C Extended - Regular Expressions - Boilerplate

Acry, 15 August 2019

Boilerplate Code for POSIX and Perl Syntax RegEx in C

Technical Side

A long-term goal is the C-Implementation of Action Tags (AT) using Emscripten for Web-Browsers. AT, like most upmarkers, relies heavily on Regular Expressions (RegEx).

RegEx aren’t part of Standard C. There are 2 major free and open-source software (FOSS)-Implementations i know of:

The POSIX RegEx library and Perl Compatible RegEx PCRE.

The POSIX syntax is used by grep, sed, vi, etc.

Perl syntax is what most programming languages, like Java, JavaScript, Python, lean on.

I pushed my boilerplate-code to github.

Social side

– The Story behind

This morning I thought about why documents are still simulations of paper and it was funny so see that I got a post: “The Flawed History of Graphical User Interfaces” on the same vein. As Amazon came up with their Kindle, I was hoping that they would release good software that deals with text, but instead they just brought up a yet another ebook-format.

dilbert

Software-Development is time consuming, that makes it expensive. As example data wrangling, sometimes referred to as data munging, can be very tedious and especially when reverse engineering is involved. XML and XLST did’t make it as “one-size fits all” software for text conversion.

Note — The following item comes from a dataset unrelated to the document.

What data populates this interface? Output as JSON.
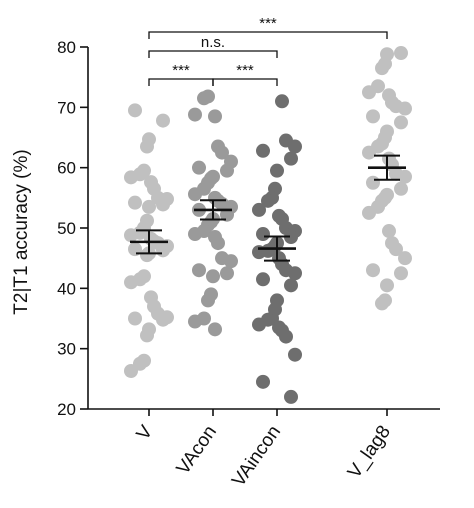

I started writing a more complex article on Document-Formats and Data-Munging, you gotta wait for it - if you are interested.

One can either focus on driving a business or munching data, if you get paid for data munching and you are happy with that, that is perfect. But, since big-money dictates what will gonna be developed and what will not (linux as a rule exception, who would invest in something that starts being profitable after 30 years?) we are often stepping on a spot. I assume you read the article above, so I continue the dialog. Big-money is impatient and wants a lot fast-money, nowadays more than ever, that is why we have leverages and options on the shareholder market. While talking of big-money, Stakeholders are involved - those are the people that can drive a direction in a company and sometimes world-wide and often they have a great sense for driving a successful business - successful in terms of profit, unfortunately those persons are either WIMP (windows, icons, menus, pointer) - Users of the past decades, wearing/using tech-devices as status symbol or aren’t IT-affine at all. So how could they know how to make progress in Software-Developing beside taking a look on development-speed?

The chain of trust

They can’t, except they have good technical directors they trust in, those must have good senior developers or team-leaders and those must have a good team, too; good communication and with good I mean an open and honest mind exchange - and against all efforts, that chain of trust is the absolute exception.

One could argue that we have great IT-Technology out there - yes we do, but I haven’t seen big technology moves in the past 30 years. No, I am not living in a cave - no matter what technology that is currently availavle, most patents ideas originate back to before 1980. Touch-pads, Voice-Recognition, Character-Recognition, Image-Recognition, VR-Glasses, Motion-Capture-Devices, Chroma-Keying, Position-Tracking, so called Artificial Intelligence - you name it. None of those ideas is younger than me.

xkcd.com/1425/

And that is a very optimistic wrong assumption, 50 years and still going on in image or character recognition.

And all those tiny, tiny baby steps of progression are real, despite the fact we are using gigantic armies of engineers with the best qualifications and all the “new” and “modern” networked technologies.

Dealing with RegEx is most often no fun at all, especially if one has to deal with all the syntax and implementation differences and details in different tools and programming languages, or if you abuse RegEx instead of using a proper algorithm - but if one wants progress, one has to understand what and why has be done before. Maybe one day we may have easier, more common text-wrangling API’s.

That is the reason why I deal with Regular expressions, to make software development better and way more enjoyable - better software for better living.